I learned so many lessons in this time of my life; let’s look into lesson number one; support. Since chemo didn’t get me down physically, it definitely broke me down emotionally, which is when nothing else matters. Still, people, no amount of money could ever equate to the amount of support I received from family and friends and, in particular, my partner at the time. I say in particular my partner because… SIGH… Let’s sidetrack a bit and biblically look at the meaning of the word love; Love is patient, love is kind. It does not envy; it does not boast, it is not proud. It does not dishonor others; it is not self-seeking, it is not easily angered, it keeps no record of wrongs. Love does not delight in evil but rejoices with the truth. It always protects, always trusts, always hope, always perseveres. You see, I received the biblical meaning of love from one man that chose to stand by me and everything I was going through; he taught me another level of loyalty and commitment, and even though my challenges, in his eye, I was still the same person he wanted to be with. I have so many highlighted moments where my friends also stood by me through it all, but there was one time, in particular, I was blown over by the lengths they went through to make sure I was good. They surprised me with an all-expenses-paid weekend getaway, creating lasting memories.
Let’s fast forward to 2020; oh, what a year it’s been. By the end of 2019, my breast got worse, to the point where it became an open wound, and the pain was so excruciating. To top it off, in March of 2020, I found out I was three months pregnant and that the breast cancer had spread to my lung, and now I was diagnosed with stage 4 breast cancer.
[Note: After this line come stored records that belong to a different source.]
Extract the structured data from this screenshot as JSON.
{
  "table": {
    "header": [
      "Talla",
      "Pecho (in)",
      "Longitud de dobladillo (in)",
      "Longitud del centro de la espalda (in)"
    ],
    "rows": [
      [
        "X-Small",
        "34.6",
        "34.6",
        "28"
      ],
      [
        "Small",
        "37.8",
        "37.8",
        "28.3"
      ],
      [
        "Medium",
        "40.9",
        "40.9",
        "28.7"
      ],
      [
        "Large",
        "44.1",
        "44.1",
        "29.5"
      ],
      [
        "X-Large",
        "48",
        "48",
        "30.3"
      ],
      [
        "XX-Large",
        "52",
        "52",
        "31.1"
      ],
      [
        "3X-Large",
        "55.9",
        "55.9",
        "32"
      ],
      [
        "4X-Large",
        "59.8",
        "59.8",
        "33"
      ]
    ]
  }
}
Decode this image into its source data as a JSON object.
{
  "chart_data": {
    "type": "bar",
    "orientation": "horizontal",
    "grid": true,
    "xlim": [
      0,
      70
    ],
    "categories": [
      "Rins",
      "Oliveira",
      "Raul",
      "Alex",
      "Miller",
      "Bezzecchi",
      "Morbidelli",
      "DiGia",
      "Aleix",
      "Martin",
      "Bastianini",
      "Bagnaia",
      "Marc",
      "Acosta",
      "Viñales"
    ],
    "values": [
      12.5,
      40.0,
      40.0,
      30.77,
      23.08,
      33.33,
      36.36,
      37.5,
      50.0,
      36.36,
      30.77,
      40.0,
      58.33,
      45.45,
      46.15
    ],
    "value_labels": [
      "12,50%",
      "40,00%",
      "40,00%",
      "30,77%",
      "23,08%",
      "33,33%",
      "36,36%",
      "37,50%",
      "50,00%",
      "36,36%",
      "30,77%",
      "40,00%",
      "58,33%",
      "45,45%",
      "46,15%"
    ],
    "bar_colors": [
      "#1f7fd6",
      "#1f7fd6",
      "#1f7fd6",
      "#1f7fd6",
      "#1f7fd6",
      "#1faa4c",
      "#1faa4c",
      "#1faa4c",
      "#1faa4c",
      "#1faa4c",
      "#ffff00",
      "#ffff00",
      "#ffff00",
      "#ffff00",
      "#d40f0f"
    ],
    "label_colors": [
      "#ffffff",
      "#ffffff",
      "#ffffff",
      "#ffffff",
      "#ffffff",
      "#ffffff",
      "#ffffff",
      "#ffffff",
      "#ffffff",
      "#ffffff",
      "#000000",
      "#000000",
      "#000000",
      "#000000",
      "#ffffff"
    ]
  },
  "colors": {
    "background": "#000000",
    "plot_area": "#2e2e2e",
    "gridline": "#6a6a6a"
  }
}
When my oncologist told me that it had spread, there were so many different emotions going through my head, and still to this day, I can’t articulate exactly how I was feeling. To make matters worse, I had to entertain the idea of aborting my unborn baby cause the doctors were unsure how the chemotherapy would react to my body. But I couldn’t do it. I couldn’t live with the fact that I had aborted a child, my child; so, I chose to trust and believe in God and that He would safely guard her and me. On the 11th of September, I gave birth to a healthy baby girl by C-section because the doctors found out I also had heart failure caused by the chemotherapy I took in 2017, and giving birth normally would cause way too much strain on my heart with the potential of it stopping completely. Anashe is my miracle baby, and I believe she is also healing me because when I look at her, she gives me hope that you can make it through any challenge. You have to decide that you will get through the challenges and believe that you will and you will. Today my daughter is 4 months with a lifetime ahead of her, and I believe I will be with her every step of the way.